Tuesday, January 30, 2007

IDE

Sejak awal bekerja di bisnis iklan ini, kata 'IDE' sudah jadi seperti makanan sehari-hari.

"Ah gak ada idenya!"

"Idenya apa?"

"Eksekusinya bagus tapi ide-nya biasa aja!"

"Anak kreatif kan idenya banyak."

Dan ribuan lagi yang kesemuanya menempatkan ide sebagai kata yang sakral. Apalagi katanya, bisnis iklan adalah bisnis menjual ide.

Di perjalanan saya sekarang, setelah 2 tahun menjadi tenaga lepas a.k.a freelancer dunia iklan, saya memiliki dua pertanyaan tentang ide.

1. Apakah Ide Itu?

2. Mengapa Perlu Ide?

Pertanyaan yang pertama sudah sering saya tanyakan ke banyak orang. Mulai dari orang iklan senior sampai mahasiswa. Mulai dari sutradara film sampai tetangga. Dan tentunya kita bisa menebak, semua memberikan jawaban yang berbeda-beda. Semua punya idenya sendiri-sendiri tentang apakah itu ide. Bahkan para pemikir ulung kelas dunia pun memiliki pendapatnya sendiri-sendiri.

"A new combination of old elements." - Pareto

"In advertising an idea results from a new combination of specific knowledge about products and people with general knowledge about life and events." - James Webb Young

"…that moment of insight becomes the creative act as a joining of two previously incompatible ideas." - Lyall Watson

Saya tidak akan pernah lupa, bagaimana saya, Mbak Jeanny Hardono dan Oom Budiman Hakim, beradu pendapat soal ide dalam iklan. Ada yang bilang itu ide eksekusi, ide awal, sampai irisan antara what to say dan ide. Gila! Bener-bener seru dan memusingkan. Atau yang terakhir ketika saya diundang ke acara PEKIK di Jogja, saya diundang menjadi pembicara seminar bertema "How to create great ideas?"

Kalau semua orang memiliki pendapatnya sendiri-sendiri, mungkinkah kita menjual ide? Karena kemudian pertanyaannya menjadi ide menurut siapa -bukan ide siapa- yang dijual? Menurut CD? Menurut Planner? Menurut Account? Menurut klien? Dan kalaupun kemudian ide itu menjadi satu persepsi, pertanyaan berikutnya apakah konsumen menerima -bukan sekedar mengerti- ide tersebut? Apakah konsumen mempercayai ide tersebut? Dan yang paling penting apakah konsumen peduli dengan ide tersebut?

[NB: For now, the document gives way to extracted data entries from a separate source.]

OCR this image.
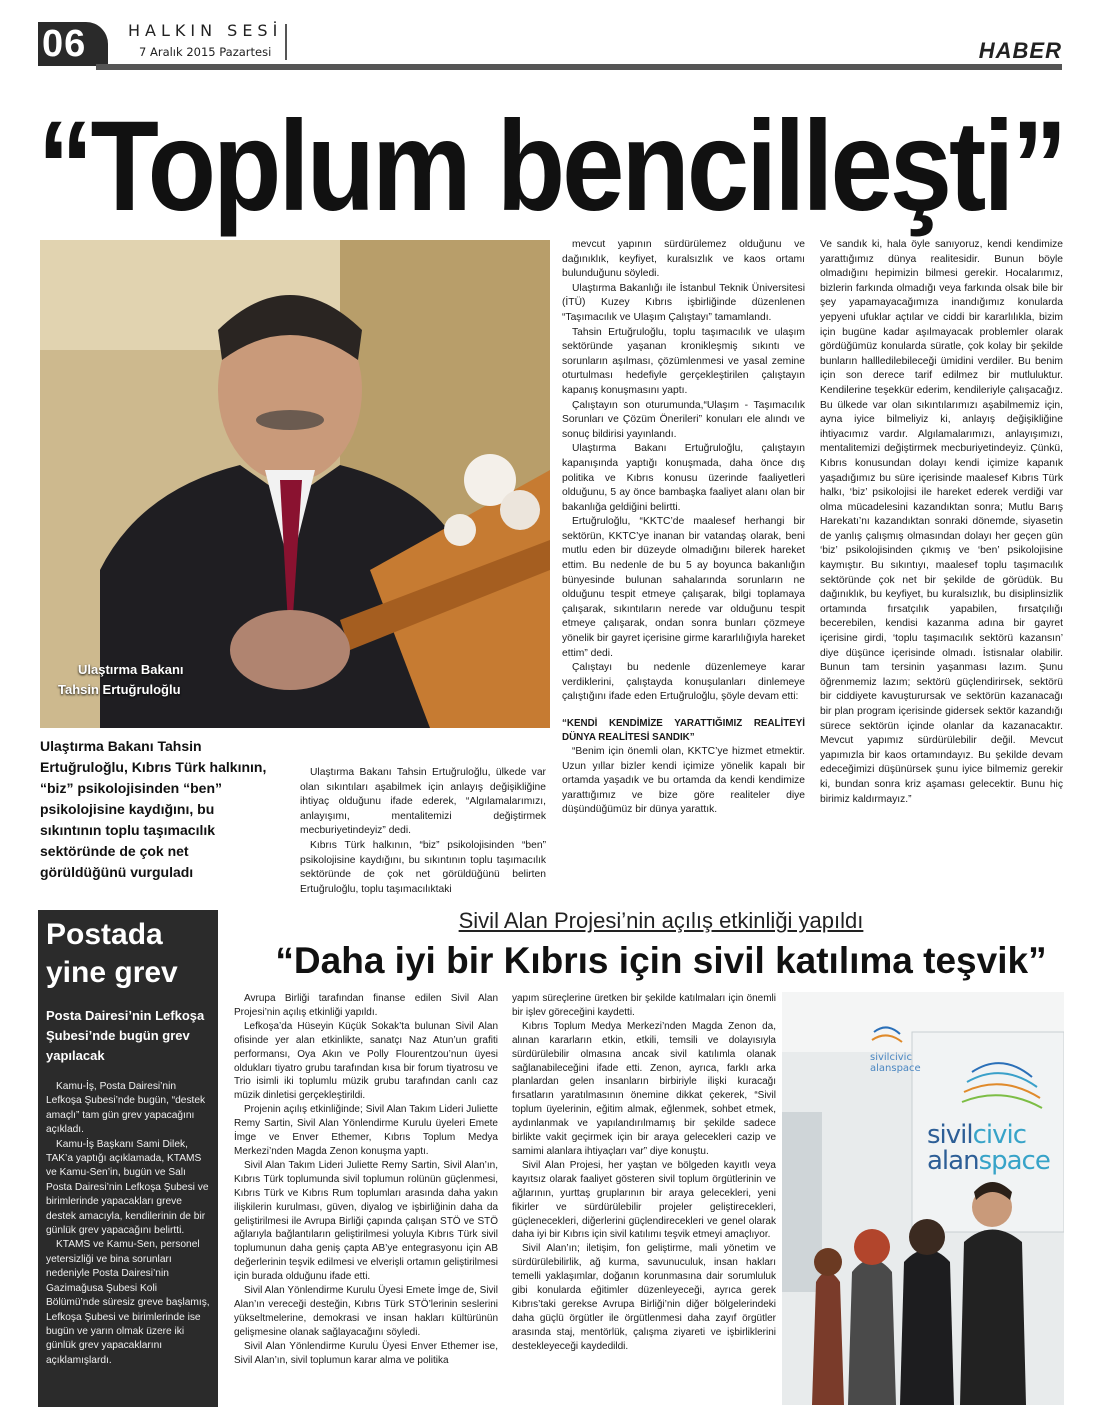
06	HALKIN SESİ
7 Aralık 2015 Pazartesi	HABER
“Toplum bencilleşti”
Ulaştırma Bakanı
Tahsin Ertuğruloğlu
Ulaştırma Bakanı Tahsin Ertuğruloğlu, Kıbrıs Türk halkının, “biz” psikolojisinden “ben” psikolojisine kaydığını, bu sıkıntının toplu taşımacılık sektöründe de çok net görüldüğünü vurguladı

Ulaştırma Bakanı Tahsin Ertuğruloğlu, ülkede var olan sıkıntıları aşabilmek için anlayış değişikliğine ihtiyaç olduğunu ifade ederek, “Algılamalarımızı, anlayışımı, mentalitemizi değiştirmek mecburiyetindeyiz” dedi.

Kıbrıs Türk halkının, “biz” psikolojisinden “ben” psikolojisine kaydığını, bu sıkıntının toplu taşımacılık sektöründe de çok net görüldüğünü belirten Ertuğruloğlu, toplu taşımacılıktaki

mevcut yapının sürdürülemez olduğunu ve dağınıklık, keyfiyet, kuralsızlık ve kaos ortamı bulunduğunu söyledi.

Ulaştırma Bakanlığı ile İstanbul Teknik Üniversitesi (İTÜ) Kuzey Kıbrıs işbirliğinde düzenlenen “Taşımacılık ve Ulaşım Çalıştayı” tamamlandı.

Tahsin Ertuğruloğlu, toplu taşımacılık ve ulaşım sektöründe yaşanan kronikleşmiş sıkıntı ve sorunların aşılması, çözümlenmesi ve yasal zemine oturtulması hedefiyle gerçekleştirilen çalıştayın kapanış konuşmasını yaptı.

Çalıştayın son oturumunda,“Ulaşım - Taşımacılık Sorunları ve Çözüm Önerileri” konuları ele alındı ve sonuç bildirisi yayınlandı.

Ulaştırma Bakanı Ertuğruloğlu, çalıştayın kapanışında yaptığı konuşmada, daha önce dış politika ve Kıbrıs konusu üzerinde faaliyetleri olduğunu, 5 ay önce bambaşka faaliyet alanı olan bir bakanlığa geldiğini belirtti.

Ertuğruloğlu, “KKTC’de maalesef herhangi bir sektörün, KKTC’ye inanan bir vatandaş olarak, beni mutlu eden bir düzeyde olmadığını bilerek hareket ettim. Bu nedenle de bu 5 ay boyunca bakanlığın bünyesinde bulunan sahalarında sorunların ne olduğunu tespit etmeye çalışarak, bilgi toplamaya çalışarak, sıkıntıların nerede var olduğunu tespit etmeye çalışarak, ondan sonra bunları çözmeye yönelik bir gayret içerisine girme kararlılığıyla hareket ettim” dedi.

Çalıştayı bu nedenle düzenlemeye karar verdiklerini, çalıştayda konuşulanları dinlemeye çalıştığını ifade eden Ertuğruloğlu, şöyle devam etti:

“KENDİ KENDİMİZE YARATTIĞIMIZ REALİTEYİ DÜNYA REALİTESİ SANDIK”

“Benim için önemli olan, KKTC’ye hizmet etmektir. Uzun yıllar bizler kendi içimize yönelik kapalı bir ortamda yaşadık ve bu ortamda da kendi kendimize yarattığımız ve bize göre realiteler diye düşündüğümüz bir dünya yarattık.

Ve sandık ki, hala öyle sanıyoruz, kendi kendimize yarattığımız dünya realitesidir. Bunun böyle olmadığını hepimizin bilmesi gerekir. Hocalarımız, bizlerin farkında olmadığı veya farkında olsak bile bir şey yapamayacağımıza inandığımız konularda yepyeni ufuklar açtılar ve ciddi bir kararlılıkla, bizim için bugüne kadar aşılmayacak problemler olarak gördüğümüz konularda süratle, çok kolay bir şekilde bunların hallledilebileceği ümidini verdiler. Bu benim için son derece tarif edilmez bir mutluluktur. Kendilerine teşekkür ederim, kendileriyle çalışacağız. Bu ülkede var olan sıkıntılarımızı aşabilmemiz için, ayna iyice bilmeliyiz ki, anlayış değişikliğine ihtiyacımız vardır. Algılamalarımızı, anlayışımızı, mentalitemizi değiştirmek mecburiyetindeyiz. Çünkü, Kıbrıs konusundan dolayı kendi içimize kapanık yaşadığımız bu süre içerisinde maalesef Kıbrıs Türk halkı, ‘biz’ psikolojisi ile hareket ederek verdiği var olma mücadelesini kazandıktan sonra; Mutlu Barış Harekatı’nı kazandıktan sonraki dönemde, siyasetin de yanlış çalışmış olmasından dolayı her geçen gün ‘biz’ psikolojisinden çıkmış ve ‘ben’ psikolojisine kaymıştır. Bu sıkıntıyı, maalesef toplu taşımacılık sektöründe çok net bir şekilde de görüdük. Bu dağınıklık, bu keyfiyet, bu kuralsızlık, bu disiplinsizlik ortamında fırsatçılık yapabilen, fırsatçılığı becerebilen, kendisi kazanma adına bir gayret içerisine girdi, ‘toplu taşımacılık sektörü kazansın’ diye düşünce içerisinde olmadı. İstisnalar olabilir. Bunun tam tersinin yaşanması lazım. Şunu öğrenmemiz lazım; sektörü güçlendirirsek, sektörü bir ciddiyete kavuşturursak ve sektörün kazanacağı bir plan program içerisinde gidersek sektör kazandığı sürece sektörün içinde olanlar da kazanacaktır. Mevcut yapımız sürdürülebilir değil. Mevcut yapımızla bir kaos ortamındayız. Bu şekilde devam edeceğimizi düşünürsek şunu iyice bilmemiz gerekir ki, bundan sonra kriz aşaması gelecektir. Bunu hiç birimiz kaldırmayız.”

Postada
yine grev
Posta Dairesi’nin Lefkoşa Şubesi’nde bugün grev yapılacak

Kamu-İş, Posta Dairesi’nin Lefkoşa Şubesi’nde bugün, “destek amaçlı” tam gün grev yapacağını açıkladı.

Kamu-İş Başkanı Sami Dilek, TAK’a yaptığı açıklamada, KTAMS ve Kamu-Sen’in, bugün ve Salı Posta Dairesi’nin Lefkoşa Şubesi ve birimlerinde yapacakları greve destek amacıyla, kendilerinin de bir günlük grev yapacağını belirtti.

KTAMS ve Kamu-Sen, personel yetersizliği ve bina sorunları nedeniyle Posta Dairesi’nin Gazimağusa Şubesi Koli Bölümü’nde süresiz greve başlamış, Lefkoşa Şubesi ve birimlerinde ise bugün ve yarın olmak üzere iki günlük grev yapacaklarını açıklamışlardı.

Sivil Alan Projesi’nin açılış etkinliği yapıldı
“Daha iyi bir Kıbrıs için sivil katılıma teşvik”

Avrupa Birliği tarafından finanse edilen Sivil Alan Projesi’nin açılış etkinliği yapıldı.

Lefkoşa’da Hüseyin Küçük Sokak’ta bulunan Sivil Alan ofisinde yer alan etkinlikte, sanatçı Naz Atun’un grafiti performansı, Oya Akın ve Polly Flourentzou’nun üyesi oldukları tiyatro grubu tarafından kısa bir forum tiyatrosu ve Trio isimli iki toplumlu müzik grubu tarafından canlı caz müzik dinletisi gerçekleştirildi.

Projenin açılış etkinliğinde; Sivil Alan Takım Lideri Juliette Remy Sartin, Sivil Alan Yönlendirme Kurulu üyeleri Emete İmge ve Enver Ethemer, Kıbrıs Toplum Medya Merkezi’nden Magda Zenon konuşma yaptı.

Sivil Alan Takım Lideri Juliette Remy Sartin, Sivil Alan’ın, Kıbrıs Türk toplumunda sivil toplumun rolünün güçlenmesi, Kıbrıs Türk ve Kıbrıs Rum toplumları arasında daha yakın ilişkilerin kurulması, güven, diyalog ve işbirliğinin daha da geliştirilmesi ile Avrupa Birliği çapında çalışan STÖ ve STÖ ağlarıyla bağlantıların geliştirilmesi yoluyla Kıbrıs Türk sivil toplumunun daha geniş çapta AB’ye entegrasyonu için AB değerlerinin teşvik edilmesi ve elverişli ortamın geliştirilmesi için burada olduğunu ifade etti.

Sivil Alan Yönlendirme Kurulu Üyesi Emete İmge de, Sivil Alan’ın vereceği desteğin, Kıbrıs Türk STÖ’lerinin seslerini yükseltmelerine, demokrasi ve insan hakları kültürünün gelişmesine olanak sağlayacağını söyledi.

Sivil Alan Yönlendirme Kurulu Üyesi Enver Ethemer ise, Sivil Alan’ın, sivil toplumun karar alma ve politika

yapım süreçlerine üretken bir şekilde katılmaları için önemli bir işlev göreceğini kaydetti.

Kıbrıs Toplum Medya Merkezi’nden Magda Zenon da, alınan kararların etkin, etkili, temsili ve dolayısıyla sürdürülebilir olmasına ancak sivil katılımla olanak sağlanabileceğini ifade etti. Zenon, ayrıca, farklı arka planlardan gelen insanların birbiriyle ilişki kuracağı fırsatların yaratılmasının önemine dikkat çekerek, “Sivil toplum üyelerinin, eğitim almak, eğlenmek, sohbet etmek, aydınlanmak ve yapılandırılmamış bir şekilde sadece birlikte vakit geçirmek için bir araya gelecekleri cazip ve samimi alanlara ihtiyaçları var” diye konuştu.

Sivil Alan Projesi, her yaştan ve bölgeden kayıtlı veya kayıtsız olarak faaliyet gösteren sivil toplum örgütlerinin ve ağlarının, yurttaş gruplarının bir araya gelecekleri, yeni fikirler ve sürdürülebilir projeler geliştirecekleri, güçlenecekleri, diğerlerini güçlendirecekleri ve genel olarak daha iyi bir Kıbrıs için sivil katılımı teşvik etmeyi amaçlıyor.

Sivil Alan’ın; iletişim, fon geliştirme, mali yönetim ve sürdürülebilirlik, ağ kurma, savunuculuk, insan hakları temelli yaklaşımlar, doğanın korunmasına dair sorumluluk gibi konularda eğitimler düzenleyeceği, ayrıca gerek Kıbrıs’taki gerekse Avrupa Birliği’nin diğer bölgelerindeki daha güçlü örgütler ile örgütlenmesi daha zayıf örgütler arasında staj, mentörlük, çalışma ziyareti ve işbirliklerini destekleyeceği kaydedildi.

sivilcivic
alanspace
sivilcivic
alanspace
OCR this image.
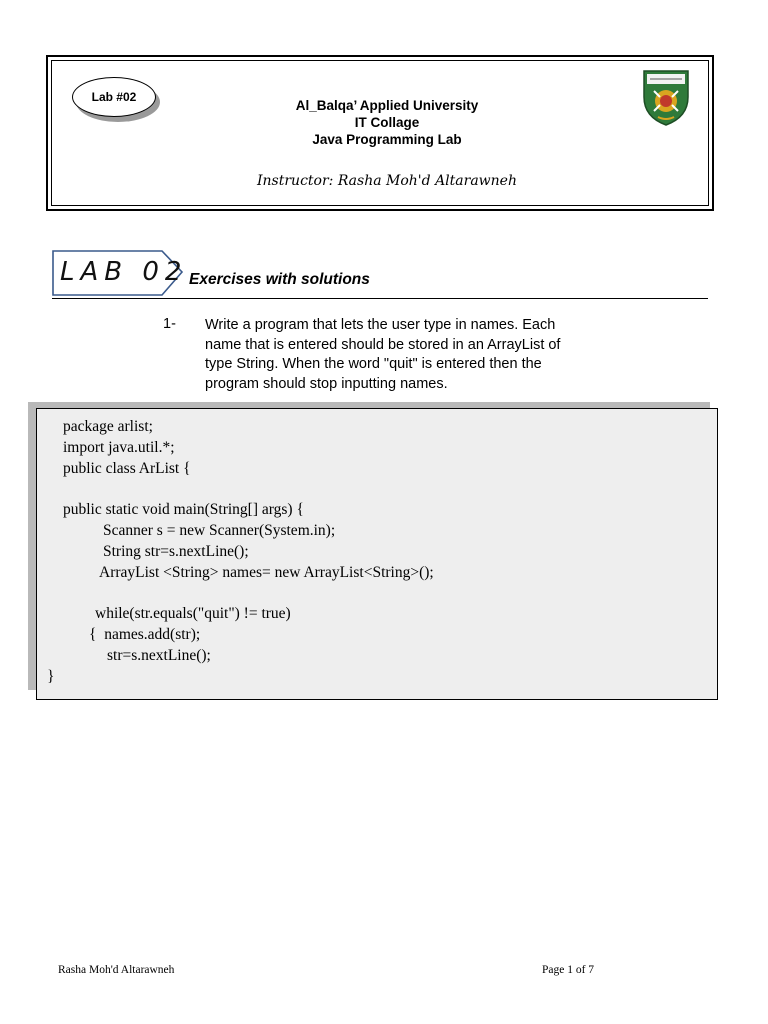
Lab #02
Al_Balqa’ Applied University
IT Collage
Java Programming Lab
Instructor: Rasha Moh'd Altarawneh
LAB 02 Exercises with solutions
1- Write a program that lets the user type in names. Each
name that is entered should be stored in an ArrayList of
type String. When the word "quit" is entered then the
program should stop inputting names.
package arlist;
import java.util.*;
public class ArList {
public static void main(String[] args) {
Scanner s = new Scanner(System.in);
String str=s.nextLine();
ArrayList <String> names= new ArrayList<String>();
while(str.equals("quit") != true)
{  names.add(str);
str=s.nextLine();
}
Rasha Moh'd Altarawneh	Page 1 of 7
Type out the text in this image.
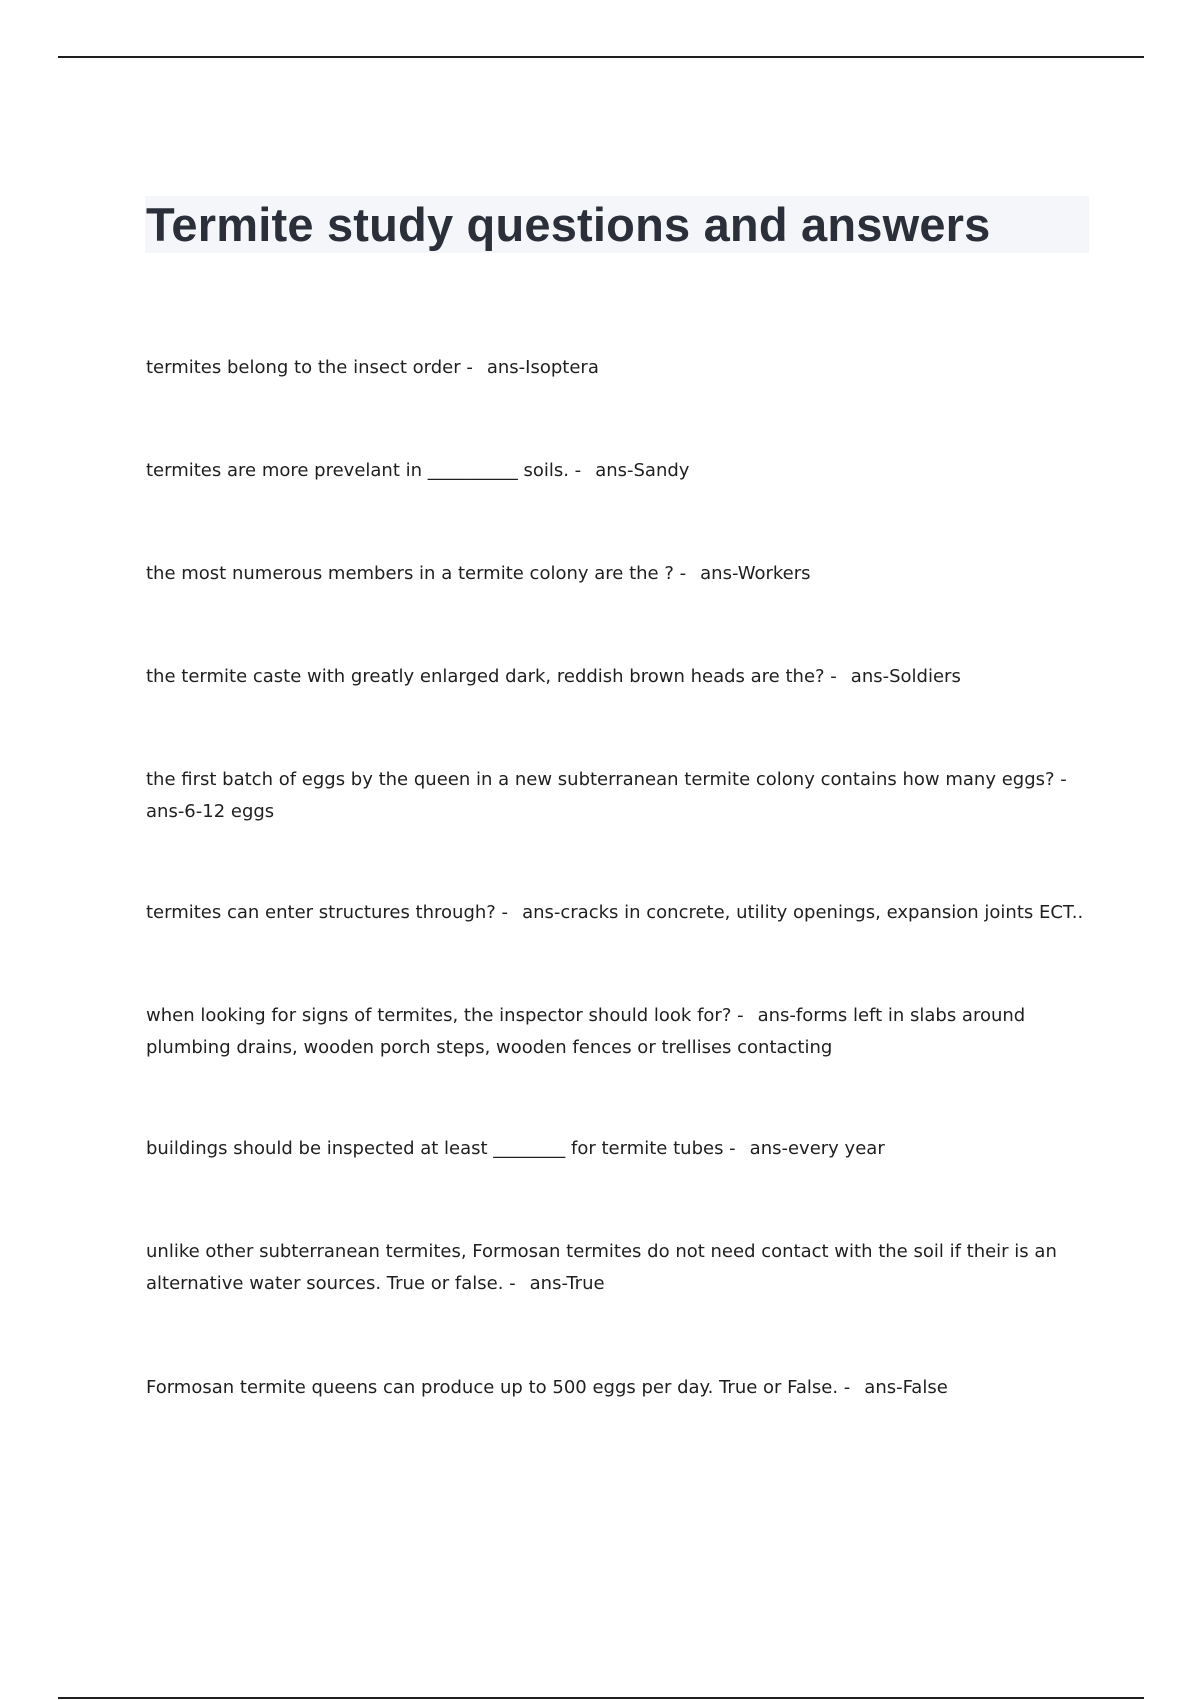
Termite study questions and answers

termites belong to the insect order - ans-Isoptera

termites are more prevelant in __________ soils. - ans-Sandy

the most numerous members in a termite colony are the ? - ans-Workers

the termite caste with greatly enlarged dark, reddish brown heads are the? - ans-Soldiers

the first batch of eggs by the queen in a new subterranean termite colony contains how many eggs? -
ans-6-12 eggs

termites can enter structures through? - ans-cracks in concrete, utility openings, expansion joints ECT..

when looking for signs of termites, the inspector should look for? - ans-forms left in slabs around plumbing drains, wooden porch steps, wooden fences or trellises contacting

buildings should be inspected at least ________ for termite tubes - ans-every year

unlike other subterranean termites, Formosan termites do not need contact with the soil if their is an alternative water sources. True or false. - ans-True

Formosan termite queens can produce up to 500 eggs per day. True or False. - ans-False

Bayangin, kalau anak-anak kreatif bilang "eh gue mau cari ide dulu nih!" Ide itu apa aja gak jelas kok ya dicari? Hehehe!

Dari keribetan itu, saya kemudian memiliki pertanyaan kedua "Mengapa Perlu Ide?"

Di tengah serbuan jutaan iklan perhari dan kesulitan kehidupan modern, mencari perhatian konsumen dengan iklan jelas bukan kerjaan gampang. Iklan kita bisa dilihat orang saja sudah bagus banget! Karena artinya iklan kita menarik.

Nah, untuk bikin iklan yang menarik, perlukah ide?

Kalau saja kita mau meluangkan waktu untuk memperhatikan sekeliling kita, kita akan memahami mengapa konsumen acuh sama iklan. Bosan. Jawabannya, iklan-iklannya terlihat sama semua. Otak kita bekerja seperti layaknya scanner dan hanya berhenti hanya kalau ada yang menarik.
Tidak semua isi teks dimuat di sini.